São incontáveis as figuras humanas que temos o prazer de conhecer nas lutas populares. Algumas deixam marcas em nosso convívio, depois que ele passa a ser permanente. Outras, por sua vez, atravessam como uma flecha as nossas vidas, um raio em céu azul, a partir desse trecho militante que, de alguma maneira, é feito de estradas, de caminhos, de mudanças constantes, de encontros, de despedidas.

Foi assim com Carlos Henrique Pereira, o Mineiro, amigo que faleceu no final do trágico 2021, e de quem me recordei neste começo de 2022, como se ele tivesse surgido para ser o tema do perfil dessa crônica. Não sou dado a calendários ou qualquer astrologia, mas cheguei a pensar comigo que este fosse o ano de Mineiro.

Figura carismática, militante negro que, recém-chegado a Curitiba, vindo de Belo Horizonte, conheceu a associação de moradores das vilas Maria e Uberlândia, e a nossa União de Moradores que organizamos no bairro Novo Mundo, e foi se apresentando para o trabalho.

Sempre disposto, ele contribuiu também no barracão de comercialização de alimentos do MST, que concentra a produção de todo o Paraná, enviada pelos assentamentos e acampamentos do movimento. Animado, articulador, Mineiro tinha sempre olho atento para ajudar alguém ou então fazer uma ponte entre duas pessoas e duas necessidades.
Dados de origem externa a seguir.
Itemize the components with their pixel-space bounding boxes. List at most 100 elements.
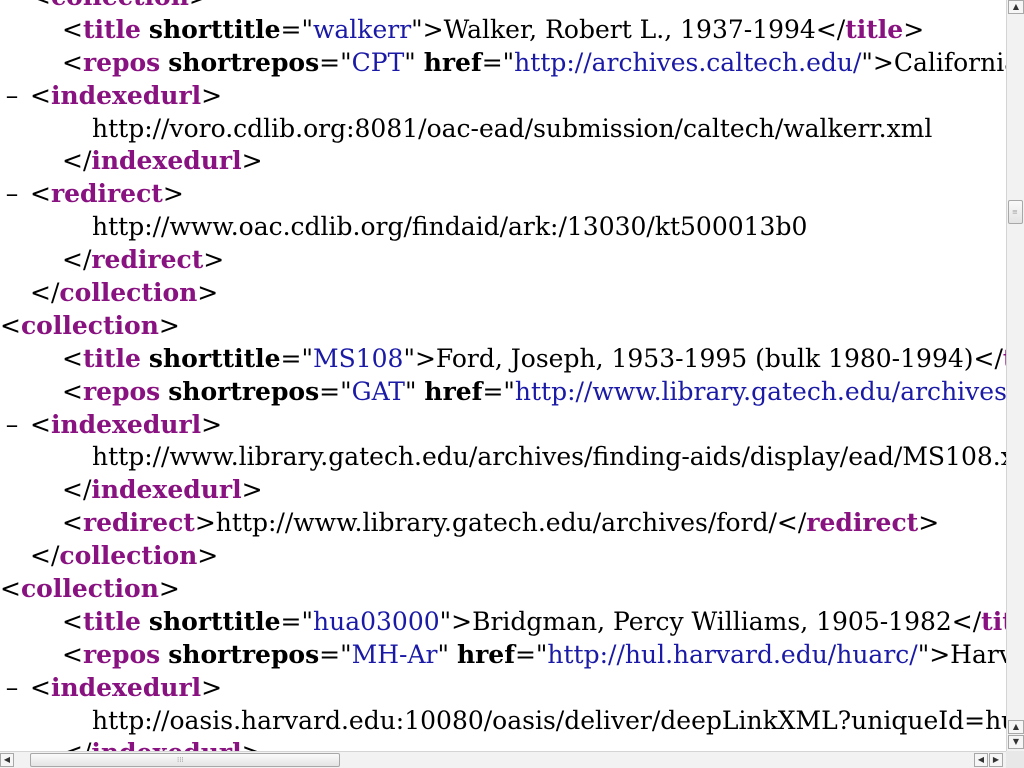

“Sou becão, camisa três, eu vou chegando, entrando de cabeça, pé firme”, ele dizia, do alto do seu corpanzil, da sua capacidade de olhar nos olhos e dizer o que pensava para qualquer pessoa. Conseguia ser sério e sorridente ao mesmo tempo. Talvez até por isso tivesse habilidade para romper as divergências entre as lideranças das associações de moradores em nosso bairro, reunindo, problematizando, encontrando um ponto comum e até deixando envergonhada a parte que se recusava a ceder e não olhava para aquilo que era central: os problemas do nosso povo. Mais tarde, Mineiro deixou as tarefas no movimento popular e foi trabalhar numa fábrica. “Cumpri meu período, bola pra frente, pra outra empreitada, logo volto. Ruim comigo, pior sem mim”, brincava.
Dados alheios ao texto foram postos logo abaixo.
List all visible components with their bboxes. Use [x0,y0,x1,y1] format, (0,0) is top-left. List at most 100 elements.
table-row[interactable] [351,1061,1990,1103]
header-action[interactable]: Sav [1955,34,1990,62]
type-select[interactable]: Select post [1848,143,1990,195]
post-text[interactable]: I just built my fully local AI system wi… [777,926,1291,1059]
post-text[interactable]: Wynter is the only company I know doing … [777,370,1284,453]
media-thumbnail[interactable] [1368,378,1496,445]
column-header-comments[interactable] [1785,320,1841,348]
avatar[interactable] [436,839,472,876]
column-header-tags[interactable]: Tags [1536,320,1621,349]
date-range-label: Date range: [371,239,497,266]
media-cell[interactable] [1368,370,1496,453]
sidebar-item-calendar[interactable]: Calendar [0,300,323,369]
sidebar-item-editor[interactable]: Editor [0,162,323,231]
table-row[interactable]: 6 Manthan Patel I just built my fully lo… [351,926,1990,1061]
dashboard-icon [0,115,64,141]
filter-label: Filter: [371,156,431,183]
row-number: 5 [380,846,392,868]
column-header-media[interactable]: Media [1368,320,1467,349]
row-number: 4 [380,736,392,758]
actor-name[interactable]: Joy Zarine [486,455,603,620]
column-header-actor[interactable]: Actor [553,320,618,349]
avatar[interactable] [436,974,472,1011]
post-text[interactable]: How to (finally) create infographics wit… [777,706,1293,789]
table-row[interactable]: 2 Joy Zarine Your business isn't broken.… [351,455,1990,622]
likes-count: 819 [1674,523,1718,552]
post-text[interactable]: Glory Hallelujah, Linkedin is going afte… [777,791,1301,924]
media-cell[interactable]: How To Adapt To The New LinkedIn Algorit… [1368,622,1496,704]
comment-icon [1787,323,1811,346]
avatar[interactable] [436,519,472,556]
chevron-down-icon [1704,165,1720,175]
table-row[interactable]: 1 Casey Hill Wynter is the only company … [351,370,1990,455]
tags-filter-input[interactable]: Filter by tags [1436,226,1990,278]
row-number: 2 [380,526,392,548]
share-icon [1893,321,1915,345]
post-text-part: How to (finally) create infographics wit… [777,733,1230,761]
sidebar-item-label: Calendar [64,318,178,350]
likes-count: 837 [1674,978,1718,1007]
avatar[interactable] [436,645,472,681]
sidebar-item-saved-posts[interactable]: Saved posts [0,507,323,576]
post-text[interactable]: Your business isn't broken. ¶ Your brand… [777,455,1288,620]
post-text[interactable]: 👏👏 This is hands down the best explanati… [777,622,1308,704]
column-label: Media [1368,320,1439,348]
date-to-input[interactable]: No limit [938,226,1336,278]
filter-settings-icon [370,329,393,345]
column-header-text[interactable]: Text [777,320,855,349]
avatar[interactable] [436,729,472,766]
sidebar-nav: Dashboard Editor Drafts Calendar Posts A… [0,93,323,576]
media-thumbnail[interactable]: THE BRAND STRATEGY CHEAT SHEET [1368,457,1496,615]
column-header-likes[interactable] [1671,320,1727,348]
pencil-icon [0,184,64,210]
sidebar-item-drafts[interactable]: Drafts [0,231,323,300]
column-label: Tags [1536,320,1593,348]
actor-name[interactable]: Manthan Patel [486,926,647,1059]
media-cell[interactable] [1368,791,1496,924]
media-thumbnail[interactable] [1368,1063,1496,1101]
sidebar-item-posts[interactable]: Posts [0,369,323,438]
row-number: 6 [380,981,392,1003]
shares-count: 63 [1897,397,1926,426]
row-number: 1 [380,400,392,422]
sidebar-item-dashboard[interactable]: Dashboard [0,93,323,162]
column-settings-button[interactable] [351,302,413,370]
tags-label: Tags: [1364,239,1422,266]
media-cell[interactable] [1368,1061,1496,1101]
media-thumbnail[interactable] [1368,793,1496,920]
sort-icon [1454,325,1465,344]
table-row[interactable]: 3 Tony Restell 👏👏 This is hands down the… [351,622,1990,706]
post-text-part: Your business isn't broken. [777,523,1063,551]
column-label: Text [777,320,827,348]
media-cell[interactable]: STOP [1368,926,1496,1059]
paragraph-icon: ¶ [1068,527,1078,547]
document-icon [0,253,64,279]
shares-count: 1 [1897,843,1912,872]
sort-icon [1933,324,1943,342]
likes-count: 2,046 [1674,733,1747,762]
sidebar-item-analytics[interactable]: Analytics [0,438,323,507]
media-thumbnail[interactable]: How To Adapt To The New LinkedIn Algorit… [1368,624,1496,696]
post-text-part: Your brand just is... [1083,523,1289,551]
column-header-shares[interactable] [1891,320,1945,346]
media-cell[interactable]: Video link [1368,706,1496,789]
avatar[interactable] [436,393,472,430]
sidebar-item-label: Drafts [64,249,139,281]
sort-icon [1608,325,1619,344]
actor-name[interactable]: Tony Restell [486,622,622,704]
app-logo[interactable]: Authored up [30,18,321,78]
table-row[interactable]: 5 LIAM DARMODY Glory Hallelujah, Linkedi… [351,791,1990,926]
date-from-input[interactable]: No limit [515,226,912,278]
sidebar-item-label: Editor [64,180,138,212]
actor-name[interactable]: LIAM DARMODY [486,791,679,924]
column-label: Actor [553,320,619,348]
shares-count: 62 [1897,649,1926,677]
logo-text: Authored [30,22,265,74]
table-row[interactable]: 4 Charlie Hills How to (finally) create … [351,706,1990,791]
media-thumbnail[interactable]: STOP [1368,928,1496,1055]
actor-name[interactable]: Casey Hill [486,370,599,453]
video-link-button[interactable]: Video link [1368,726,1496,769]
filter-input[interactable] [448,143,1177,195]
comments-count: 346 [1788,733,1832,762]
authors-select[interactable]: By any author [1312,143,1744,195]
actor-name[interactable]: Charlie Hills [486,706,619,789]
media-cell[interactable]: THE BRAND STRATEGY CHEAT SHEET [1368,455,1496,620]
No episódio quando recebemos mais de uma tonelada de batata salsa de uma das colheitas solidárias do MST, quando corremos contra o tempo para não deixar a batata estragar, depositada no corredor lotado da associação de moradores, recordo das horas que passamos cortando os tubérculos, enquanto Leonel encontrava lugares que quisessem doações e também restaurantes que comprassem a batata. Além de tudo, nos assustávamos com os preços abusivos de um pequeno punhado daqueles alimentos nos mercados. Já as batatas que tínhamos em quantidade seriam jogadas fora e descartadas pelo mercado se não as tivéssemos aproveitado!

Entrega, debate franco, crítico, mas com disposição amiga. São itens que até o momento me lembram do Mineiro e me lembram do que necessito, do que talvez todos necessitemos, para este 2022.